The clockwork of the action is set off in the classic way. An ageing American industrialist wants to live out his last days in the land of his forebears, specifically the fictional island of Carnglass in the non-fictional Outer Hebrides. He sends his attorney, Hugh Logan, to purchase the island complete with its ancient castle known as “Old House of Fear”. Kirk — who was the first American to earn a doctorate from the University of St Andrews — is good on the details. “Fir” means “men” in Gaelic so the name of the title-house means something different to the locals from what it might seem to mean to an outsider.
Kirk’s attention to his setting is equally detailed. After flying to Prestwick, Logan has to find his way though the rougher parts of Glasgow trying to find someone who can convey him to the remote island or give him any information on the elderly widow of the MacAskival clan who lives in the castle. Through a number of meetings with violent locals, he begins to realise that there must be something bigger afoot on the island than either he or his employer could have imagined.
From here the setting — and chase — becomes pure Buchan. At times, Kirk even ends up absorbing those Buchan flaws that make him so loved as well as so easy to parody. The evil mastermind who turns out to be keeping the old lady MacAskival and her young niece captive is a man called Jackman: a “deformed man” with a “commanding presence”. We learn that “Jackman’s lean face had about it just a suggestion of that look of suffering and humiliation which one sometimes sees on the faces of congenital hunchbacks.” Ah yes, that look, the reader is certain to nod.
Later, as Logan is beginning to unravel the mystery on the dangerous, manhunt-filled island, we read of one of Jackman’s accomplices — a man named Royall. “A cold fish, but a keen one,” Logan hazarded. He was well educated, surely; Logan suspected that he might once have been a fairly high-ranking civil servant; somehow there was the mark of Winchester school upon him.” How did Kirk’s 1960s American penny-dreadful readers take phrases like this? Most likely simply as evidence that the author knew what he was talking about, even if they did not.
Occasionally Kirk’s politics are discernible through the gloam. Although he does not get caught on the matter, the dastardly Jackman and Co turn out to hail from some Marxist sub-group. Young Mary MackAskival, on whom Jackman has designs, tells Logan (during their more successful whirlwind courtship) that Jackman had tried to indoctrinate her into his wicked creed.
“If I had known the least little bit about politics and economics and all that,” she said to Hugh, “Dr Jackman would have converted me. But I was utterly ignorant, so he could make no impression . . . He has been so eager to have me serve the Party . . . But the Party, so far as I could make out, meant to destroy a great many people to bring about peace everywhere, and meant to make everybody precisely alike so everyone could be perfectly happy, forever and ever. That’s nonsense. You’re a solicitor — or is it a barrister, Hugh? — and you know. I don’t at all want to be like Dr Jackman, or like Niven the tinker; and I don’t want them to be like me.”
In the end, the reader will be relieved to learn, all turns out right with the world.
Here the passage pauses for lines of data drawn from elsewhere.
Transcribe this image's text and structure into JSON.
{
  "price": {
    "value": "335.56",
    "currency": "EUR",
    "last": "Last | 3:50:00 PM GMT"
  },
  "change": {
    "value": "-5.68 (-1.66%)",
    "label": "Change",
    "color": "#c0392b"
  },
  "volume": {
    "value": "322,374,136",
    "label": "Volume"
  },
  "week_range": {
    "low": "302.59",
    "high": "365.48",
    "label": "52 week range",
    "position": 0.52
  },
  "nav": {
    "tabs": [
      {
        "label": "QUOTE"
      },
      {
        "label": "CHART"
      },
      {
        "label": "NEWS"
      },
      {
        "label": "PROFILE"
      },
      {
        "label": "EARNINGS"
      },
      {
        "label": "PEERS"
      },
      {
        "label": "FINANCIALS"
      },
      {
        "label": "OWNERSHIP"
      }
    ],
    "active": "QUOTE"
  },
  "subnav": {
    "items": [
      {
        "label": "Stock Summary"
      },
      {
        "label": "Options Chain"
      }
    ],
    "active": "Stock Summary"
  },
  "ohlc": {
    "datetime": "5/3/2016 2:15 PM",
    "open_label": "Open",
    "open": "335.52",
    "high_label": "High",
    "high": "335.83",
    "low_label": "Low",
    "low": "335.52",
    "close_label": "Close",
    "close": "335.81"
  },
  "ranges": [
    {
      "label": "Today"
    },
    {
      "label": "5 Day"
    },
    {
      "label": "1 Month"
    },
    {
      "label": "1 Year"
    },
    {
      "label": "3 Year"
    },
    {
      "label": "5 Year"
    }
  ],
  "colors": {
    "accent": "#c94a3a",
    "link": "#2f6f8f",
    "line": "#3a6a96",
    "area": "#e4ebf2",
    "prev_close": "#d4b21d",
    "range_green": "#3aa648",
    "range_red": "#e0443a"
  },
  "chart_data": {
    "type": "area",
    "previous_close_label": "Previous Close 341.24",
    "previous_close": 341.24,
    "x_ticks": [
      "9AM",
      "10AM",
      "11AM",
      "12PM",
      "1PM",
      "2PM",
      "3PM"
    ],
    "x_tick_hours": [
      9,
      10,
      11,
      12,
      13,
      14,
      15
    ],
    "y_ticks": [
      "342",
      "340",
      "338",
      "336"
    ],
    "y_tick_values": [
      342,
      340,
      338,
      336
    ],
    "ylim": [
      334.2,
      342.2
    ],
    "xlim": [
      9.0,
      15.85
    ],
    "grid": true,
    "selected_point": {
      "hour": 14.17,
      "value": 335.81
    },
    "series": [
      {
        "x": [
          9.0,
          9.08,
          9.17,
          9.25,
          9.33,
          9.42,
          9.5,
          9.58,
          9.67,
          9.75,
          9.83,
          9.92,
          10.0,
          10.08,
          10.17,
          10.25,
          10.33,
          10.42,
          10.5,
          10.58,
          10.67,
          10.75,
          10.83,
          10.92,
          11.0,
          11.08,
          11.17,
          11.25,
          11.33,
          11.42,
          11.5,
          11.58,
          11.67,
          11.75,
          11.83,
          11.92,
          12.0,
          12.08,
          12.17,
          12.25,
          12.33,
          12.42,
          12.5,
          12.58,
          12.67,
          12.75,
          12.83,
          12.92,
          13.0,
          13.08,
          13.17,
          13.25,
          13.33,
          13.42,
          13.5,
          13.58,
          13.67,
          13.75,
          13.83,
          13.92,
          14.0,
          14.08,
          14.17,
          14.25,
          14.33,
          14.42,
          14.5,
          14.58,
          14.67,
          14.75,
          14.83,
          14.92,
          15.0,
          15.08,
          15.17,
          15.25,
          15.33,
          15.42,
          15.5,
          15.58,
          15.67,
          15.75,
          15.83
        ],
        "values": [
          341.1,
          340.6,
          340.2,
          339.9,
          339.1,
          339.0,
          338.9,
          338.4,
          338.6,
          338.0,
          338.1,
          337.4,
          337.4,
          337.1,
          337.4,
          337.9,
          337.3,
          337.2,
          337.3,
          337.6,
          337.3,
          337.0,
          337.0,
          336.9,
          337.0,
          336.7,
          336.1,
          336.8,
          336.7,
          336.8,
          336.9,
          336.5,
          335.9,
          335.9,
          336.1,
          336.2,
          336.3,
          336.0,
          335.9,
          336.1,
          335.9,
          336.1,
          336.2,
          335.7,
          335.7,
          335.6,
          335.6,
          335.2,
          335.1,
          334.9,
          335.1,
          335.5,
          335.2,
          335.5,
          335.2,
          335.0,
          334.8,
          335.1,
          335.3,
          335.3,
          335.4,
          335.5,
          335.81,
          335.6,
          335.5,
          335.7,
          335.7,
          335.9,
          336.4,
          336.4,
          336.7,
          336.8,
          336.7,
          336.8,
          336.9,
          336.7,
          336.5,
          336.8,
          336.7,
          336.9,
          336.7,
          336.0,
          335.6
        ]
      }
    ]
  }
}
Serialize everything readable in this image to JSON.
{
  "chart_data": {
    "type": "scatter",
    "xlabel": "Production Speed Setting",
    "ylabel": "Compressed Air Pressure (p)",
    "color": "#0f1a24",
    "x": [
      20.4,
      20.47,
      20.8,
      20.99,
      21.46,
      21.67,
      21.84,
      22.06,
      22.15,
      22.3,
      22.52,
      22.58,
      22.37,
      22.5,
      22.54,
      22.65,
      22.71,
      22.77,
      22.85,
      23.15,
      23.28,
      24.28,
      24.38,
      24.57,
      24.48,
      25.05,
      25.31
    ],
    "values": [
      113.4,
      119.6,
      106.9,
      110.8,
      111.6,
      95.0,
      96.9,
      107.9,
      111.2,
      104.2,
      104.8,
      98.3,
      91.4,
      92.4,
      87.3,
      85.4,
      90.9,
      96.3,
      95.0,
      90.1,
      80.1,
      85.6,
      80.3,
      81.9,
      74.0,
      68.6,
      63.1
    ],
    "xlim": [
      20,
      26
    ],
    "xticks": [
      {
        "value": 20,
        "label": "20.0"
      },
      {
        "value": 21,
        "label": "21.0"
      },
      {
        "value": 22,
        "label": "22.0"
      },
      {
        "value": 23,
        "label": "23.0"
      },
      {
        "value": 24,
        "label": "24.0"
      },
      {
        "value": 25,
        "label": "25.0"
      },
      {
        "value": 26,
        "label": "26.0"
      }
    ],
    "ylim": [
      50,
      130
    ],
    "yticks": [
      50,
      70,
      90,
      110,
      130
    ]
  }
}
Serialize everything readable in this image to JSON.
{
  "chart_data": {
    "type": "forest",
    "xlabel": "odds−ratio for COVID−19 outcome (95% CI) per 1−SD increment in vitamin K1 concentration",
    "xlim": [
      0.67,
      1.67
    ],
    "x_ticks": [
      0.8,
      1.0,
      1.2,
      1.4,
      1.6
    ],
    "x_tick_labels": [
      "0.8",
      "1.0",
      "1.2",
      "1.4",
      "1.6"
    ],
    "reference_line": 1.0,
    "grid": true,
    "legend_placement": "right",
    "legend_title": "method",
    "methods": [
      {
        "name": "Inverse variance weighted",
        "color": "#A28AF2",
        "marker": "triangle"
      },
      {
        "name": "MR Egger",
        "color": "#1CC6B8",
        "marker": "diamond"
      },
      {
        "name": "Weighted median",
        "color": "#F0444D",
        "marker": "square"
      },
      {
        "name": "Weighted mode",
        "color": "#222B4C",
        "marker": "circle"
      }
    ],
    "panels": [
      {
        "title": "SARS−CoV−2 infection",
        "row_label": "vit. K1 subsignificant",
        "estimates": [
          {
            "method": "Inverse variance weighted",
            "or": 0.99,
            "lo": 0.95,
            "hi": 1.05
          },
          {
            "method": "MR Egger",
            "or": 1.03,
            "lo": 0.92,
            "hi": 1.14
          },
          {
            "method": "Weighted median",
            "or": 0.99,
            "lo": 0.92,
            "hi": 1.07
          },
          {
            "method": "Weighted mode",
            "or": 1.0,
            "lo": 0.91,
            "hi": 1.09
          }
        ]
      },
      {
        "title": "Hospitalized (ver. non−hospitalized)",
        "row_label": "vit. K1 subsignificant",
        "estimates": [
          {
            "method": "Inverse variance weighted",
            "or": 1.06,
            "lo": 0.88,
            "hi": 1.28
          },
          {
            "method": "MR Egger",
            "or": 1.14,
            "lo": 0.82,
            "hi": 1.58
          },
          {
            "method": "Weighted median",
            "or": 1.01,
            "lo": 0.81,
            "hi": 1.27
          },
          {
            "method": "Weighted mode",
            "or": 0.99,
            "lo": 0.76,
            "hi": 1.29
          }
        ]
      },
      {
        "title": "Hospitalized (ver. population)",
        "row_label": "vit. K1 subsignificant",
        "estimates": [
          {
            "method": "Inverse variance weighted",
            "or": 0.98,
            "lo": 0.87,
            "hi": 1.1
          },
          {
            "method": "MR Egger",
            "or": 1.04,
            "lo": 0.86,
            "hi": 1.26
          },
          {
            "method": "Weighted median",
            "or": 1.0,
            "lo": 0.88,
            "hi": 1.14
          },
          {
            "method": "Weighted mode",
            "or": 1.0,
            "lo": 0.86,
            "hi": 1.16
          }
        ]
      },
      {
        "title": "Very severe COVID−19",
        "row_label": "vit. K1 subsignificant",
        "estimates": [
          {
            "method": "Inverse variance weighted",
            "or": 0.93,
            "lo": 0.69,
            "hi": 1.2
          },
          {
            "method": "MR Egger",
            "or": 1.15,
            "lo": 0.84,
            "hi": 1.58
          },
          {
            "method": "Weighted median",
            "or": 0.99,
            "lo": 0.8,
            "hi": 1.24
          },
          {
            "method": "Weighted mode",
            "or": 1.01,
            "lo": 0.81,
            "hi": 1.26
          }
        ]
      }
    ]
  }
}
Though the narrative is slightly peremptorily cut (we never do get to see the industrialist enjoying the rewards of the shocker he has set in motion) everyone gets their comeuppance. Logan gets the girl. Jackman gets his deserts and the fine, noble locals of the Hebrides get to continue their ancient traditions and ways. I don’t see Old House of Fear making as much money for the Kirk estate as it did for the author during his lifetime. But anyone searching for a novel to read by a darkening, remote fireside will find it the perfect aide for keeping the modern world at bay for some hours at least.